Understanding a happiness dataset: How the machine learning classification accuracy changes with different demographic groups

In this paper, we use the HappyDB (which is a corpus of more than 100,000 happy moments or happiness statements) to train machine learning classifiers to classify the type of happiness statements, i.e., whether they are related to different categories, for example Achievement or Affection. Having identified the best performing classifier, we then sought to assess if the classifier had variable performance when tested using happiness statements from different demographic groups, such as those written by a married or single person, female or male, young or old and whether they are a parent or non-parent. Three different classifiers were initially used in this classification task, to determine classification accuracy. Having determined the best performing model (the convolutional neural network - CNN, deep learning algorithm), this model was then used for further analysis of results per cross sectional demographic groups.
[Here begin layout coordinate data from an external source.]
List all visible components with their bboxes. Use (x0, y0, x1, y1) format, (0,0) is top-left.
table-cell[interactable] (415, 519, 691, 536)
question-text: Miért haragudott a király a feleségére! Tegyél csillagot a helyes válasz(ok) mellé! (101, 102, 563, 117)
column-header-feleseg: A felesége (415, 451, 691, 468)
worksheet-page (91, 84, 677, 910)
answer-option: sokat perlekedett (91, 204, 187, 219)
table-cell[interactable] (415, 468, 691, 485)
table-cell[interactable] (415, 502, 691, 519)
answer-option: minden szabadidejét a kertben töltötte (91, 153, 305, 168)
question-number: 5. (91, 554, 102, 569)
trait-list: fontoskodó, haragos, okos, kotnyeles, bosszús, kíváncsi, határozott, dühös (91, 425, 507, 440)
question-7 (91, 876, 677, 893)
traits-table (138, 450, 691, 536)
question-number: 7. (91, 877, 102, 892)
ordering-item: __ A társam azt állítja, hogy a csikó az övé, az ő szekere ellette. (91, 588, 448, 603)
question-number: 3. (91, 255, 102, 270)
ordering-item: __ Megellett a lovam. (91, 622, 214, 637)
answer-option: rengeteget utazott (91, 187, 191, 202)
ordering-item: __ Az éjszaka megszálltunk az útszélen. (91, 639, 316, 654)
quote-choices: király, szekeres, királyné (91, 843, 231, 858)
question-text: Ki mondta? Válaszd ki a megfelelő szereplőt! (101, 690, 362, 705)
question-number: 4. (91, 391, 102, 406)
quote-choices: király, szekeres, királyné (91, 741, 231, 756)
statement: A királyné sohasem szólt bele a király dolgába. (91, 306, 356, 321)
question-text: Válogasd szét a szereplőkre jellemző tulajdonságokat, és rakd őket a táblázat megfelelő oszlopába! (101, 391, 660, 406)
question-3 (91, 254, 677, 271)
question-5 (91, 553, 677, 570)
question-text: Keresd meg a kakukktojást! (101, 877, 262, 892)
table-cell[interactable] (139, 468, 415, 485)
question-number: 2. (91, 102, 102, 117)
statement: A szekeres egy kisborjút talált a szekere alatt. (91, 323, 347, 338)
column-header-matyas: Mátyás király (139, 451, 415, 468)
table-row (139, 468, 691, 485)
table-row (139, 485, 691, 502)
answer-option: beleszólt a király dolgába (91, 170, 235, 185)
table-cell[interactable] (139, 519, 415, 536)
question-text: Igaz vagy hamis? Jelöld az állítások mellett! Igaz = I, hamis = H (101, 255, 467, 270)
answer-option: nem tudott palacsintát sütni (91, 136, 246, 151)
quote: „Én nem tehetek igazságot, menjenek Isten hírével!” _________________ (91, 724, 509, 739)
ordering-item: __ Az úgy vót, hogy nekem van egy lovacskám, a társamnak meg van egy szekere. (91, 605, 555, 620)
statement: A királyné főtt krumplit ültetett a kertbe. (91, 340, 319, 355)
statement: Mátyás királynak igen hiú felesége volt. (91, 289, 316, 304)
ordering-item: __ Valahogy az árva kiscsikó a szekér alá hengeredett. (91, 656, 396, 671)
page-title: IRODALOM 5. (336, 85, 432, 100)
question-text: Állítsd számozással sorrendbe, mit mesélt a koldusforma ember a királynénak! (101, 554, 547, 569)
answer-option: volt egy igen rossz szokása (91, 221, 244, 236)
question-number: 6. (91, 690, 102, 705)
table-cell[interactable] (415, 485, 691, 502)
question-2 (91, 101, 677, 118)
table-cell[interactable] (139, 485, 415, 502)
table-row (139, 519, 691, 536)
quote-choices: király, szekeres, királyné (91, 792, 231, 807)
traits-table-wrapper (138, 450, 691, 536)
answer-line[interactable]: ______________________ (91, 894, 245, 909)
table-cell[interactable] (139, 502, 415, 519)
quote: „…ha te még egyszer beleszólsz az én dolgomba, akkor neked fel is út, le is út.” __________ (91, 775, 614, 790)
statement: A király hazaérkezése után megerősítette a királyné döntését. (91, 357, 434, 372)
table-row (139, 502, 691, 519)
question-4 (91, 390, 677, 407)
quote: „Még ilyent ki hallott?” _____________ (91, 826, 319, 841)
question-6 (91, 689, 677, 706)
The CNN achieved an F1 score of 0.897 but had variable performance when tested on different demographic groups. Generally, we found that accuracy of prediction within this dataset declines with age, where the results for certain sub-groups were declining with increased age or flatlining, except for the single parents' sub-group. This may be due to decreased numbers in these particular sub-groups, where the algorithm did not learn the patterns in the happiness statements for this cohort, due to a sparsity of training data for the sub-group. Results show that there is likely a change in word patterns in happiness statements for different demographics.